Mammals currently inhabiting North Canyon Creek include the American marten (Martes americana), northern flying squirrel (Glaucomys sabrinus), Douglas squirrel (Tamiasciurus douglasii), Allen's chipmunk (Tamias senex), alpine chipmunk (Tamias alpinus), golden-mantled ground squirrel (Spermophilus lateralis), gray squirrel (Sciurus griseus), and multiple bat species, snowshoe hare (Lepus americanus), mountain cottontail (Sylvilagus nuttallii), bobcat (Lynx rufus),
puma (Puma concolor), black bear (Ursus americanus), gray fox (Urocyon cinereoargenteus), mule deer (Odocoileus hemionus), long-tailed weasel (Mustela frenata), coyote (Canis latrans), raccoon (Procyon lotor), and Trowbridge's shrew (Sorex trowbridgii).

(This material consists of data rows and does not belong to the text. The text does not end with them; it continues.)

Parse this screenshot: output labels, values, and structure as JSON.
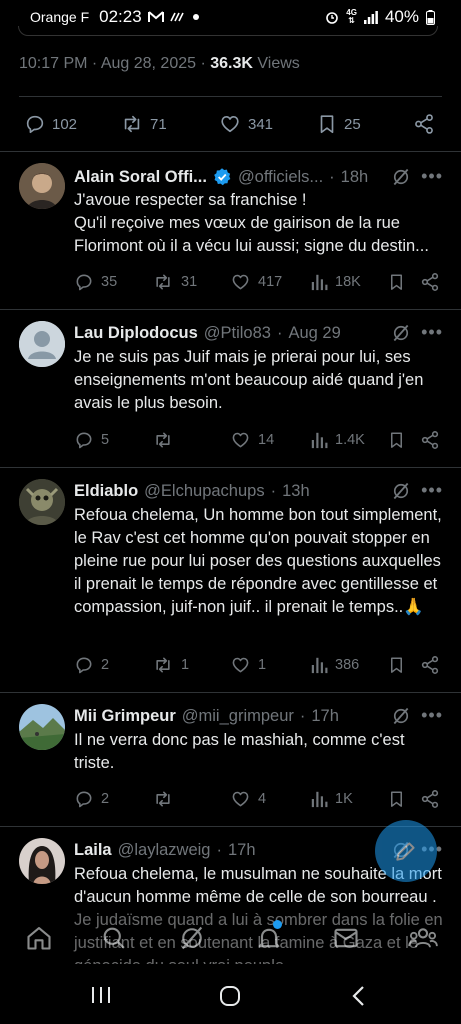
{
  "status_bar": {
    "carrier": "Orange F",
    "time": "02:23",
    "battery": "40%",
    "network": "4G"
  },
  "main_tweet": {
    "time": "10:17 PM",
    "date": "Aug 28, 2025",
    "views_count": "36.3K",
    "views_label": "Views",
    "replies": "102",
    "reposts": "71",
    "likes": "341",
    "bookmarks": "25"
  },
  "replies": [
    {
      "name": "Alain Soral Offi...",
      "verified": true,
      "handle": "@officiels...",
      "time": "18h",
      "text": "J'avoue respecter sa franchise !\nQu'il reçoive mes vœux de gairison de la rue Florimont où il a vécu lui aussi; signe du destin...",
      "replies": "35",
      "reposts": "31",
      "likes": "417",
      "views": "18K"
    },
    {
      "name": "Lau Diplodocus",
      "handle": "@Ptilo83",
      "time": "Aug 29",
      "text": "Je ne suis pas Juif mais je prierai pour lui, ses enseignements m'ont beaucoup aidé quand j'en avais le plus besoin.",
      "replies": "5",
      "reposts": "",
      "likes": "14",
      "views": "1.4K"
    },
    {
      "name": "Eldiablo",
      "handle": "@Elchupachups",
      "time": "13h",
      "text": "Refoua chelema, Un homme bon tout simplement, le Rav c'est cet homme qu'on pouvait stopper en pleine rue pour lui poser des questions auxquelles il prenait le temps de répondre avec gentillesse et compassion, juif-non juif.. il prenait le temps..🙏",
      "replies": "2",
      "reposts": "1",
      "likes": "1",
      "views": "386"
    },
    {
      "name": "Mii Grimpeur",
      "handle": "@mii_grimpeur",
      "time": "17h",
      "text": "Il ne verra donc pas le mashiah, comme c'est triste.",
      "replies": "2",
      "reposts": "",
      "likes": "4",
      "views": "1K"
    },
    {
      "name": "Laila",
      "handle": "@laylazweig",
      "time": "17h",
      "text": "Refoua chelema, le musulman ne souhaite la mort d'aucun homme même de celle de son bourreau . Je judaïsme quand a lui à sombrer dans la folie en justifiant et en soutenant la famine à Gaza et le génocide du seul vrai peuple"
    }
  ],
  "colors": {
    "background": "#000000",
    "text": "#e7e9ea",
    "muted": "#71767b",
    "divider": "#2f3336",
    "accent": "#1d9bf0",
    "verified": "#1d9bf0"
  },
  "icons": [
    "reply-icon",
    "repost-icon",
    "like-icon",
    "views-icon",
    "bookmark-icon",
    "share-icon",
    "grok-icon",
    "more-icon",
    "home-icon",
    "search-icon",
    "grok-tab-icon",
    "notifications-icon",
    "messages-icon",
    "communities-icon"
  ]
}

Non-native brook trout (Salvelinus fontinalis) is the only fish known to occupy North Canyon Creek in recent times. Brook trout prey on native Lahontan cutthroat trout (Oncorhynchus clarkii henshawi) and compete with them for food. Spooner Lake is stocked with multiple trout species but the native Lahontan tui chub (Gila bicolor) has come to dominate the lake.

==Trails and recreation==
Marlette Lake Trail in North Canyon begins at Spooner Lake and climbs due north through aspen groves for 4.5 mi about 1200 ft elevation to a ridge overlooking North Canyon, and finally down into Marlette Lake. Alternatively, one can ascend the west flank of Snow Valley Peak.